Q1. How can I learn Marketing?

One can opt for an MBA Marketing which is a popular 2-year MBA specialisation for candidates interested in learning about market strategies, branding, advertising, and how to manage resources used in marketing. Students aspiring to pursue an MBA in Marketing must have 50% marks in graduation and valid scores in CAT, ATMA, MAT or any other national level MBA exams. You can also do certificate courses in Sales & Marketing from top colleges in India like IIM Ahmedabad, IIM Calcutta, IIM Lucknow, IIM Kozhikode, IIM Indore, S.P. Jain Institute of Management, IIM Ranchi, Symbiosis Institute of Management, IIM Rohtak, ICFAI Business School, Great Lakes Institute of Management, or the MICA School of Ideas.

Q2. What are the 4 Ps of Marketing?

The four Ps of marketing are the key factors that determine the marketing of a good or service. These are the product, price, place, and promotion of a good or service. The concept of the four Ps has been around since the 1950s. As the marketing industry evolved, the concepts of people, process, and physical evidence have become essential components of marketing a product. Product refers to a good or service that a company offers to customers. Price is the cost consumers pay for a product. Place is determining where to sell a product and how to deliver the product to the market. Lastly, promotion includes advertising, public relations, and promotional strategy.

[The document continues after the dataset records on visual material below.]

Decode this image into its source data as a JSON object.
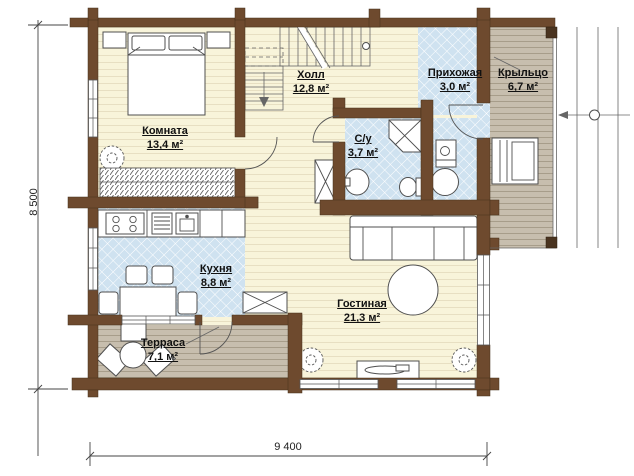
{
  "title": "Floor plan of a timber house, first floor",
  "rooms": [
    {
      "name": "Комната",
      "area": "13,4 м²"
    },
    {
      "name": "Холл",
      "area": "12,8 м²"
    },
    {
      "name": "Прихожая",
      "area": "3,0 м²"
    },
    {
      "name": "Крыльцо",
      "area": "6,7 м²"
    },
    {
      "name": "С/у",
      "area": "3,7 м²"
    },
    {
      "name": "Кухня",
      "area": "8,8 м²"
    },
    {
      "name": "Гостиная",
      "area": "21,3 м²"
    },
    {
      "name": "Терраса",
      "area": "7,1 м²"
    }
  ],
  "dimensions": {
    "height": "8 500",
    "width": "9 400"
  },
  "colors": {
    "wall": "#6e4a2e",
    "floor_wood": "#f8f4da",
    "floor_line": "#e7dfc2",
    "tile": "#cfe2f0",
    "tile_line": "#ffffff",
    "deck": "#c7beae",
    "deck_line": "#a79d8a"
  }
}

Q3. What is taught in Marketing?

Students in marketing learn the ways businesses maintain relationships with their audiences through targeted activities that create, communicate, and deliver offerings to them. Marketing touches many areas of study, and makes the learners well-versed in advertising, communications, consumer behaviour, public relations, marketing strategy, and research. The key skills that are taught in marketing are general numerical skills including ability to analyse mathematical and statistical data, communicate clearly and concisely, planning in advance, strategic thinking, research and data analysis, problem-solving, practical understanding of modern media, and knowledge of international markets.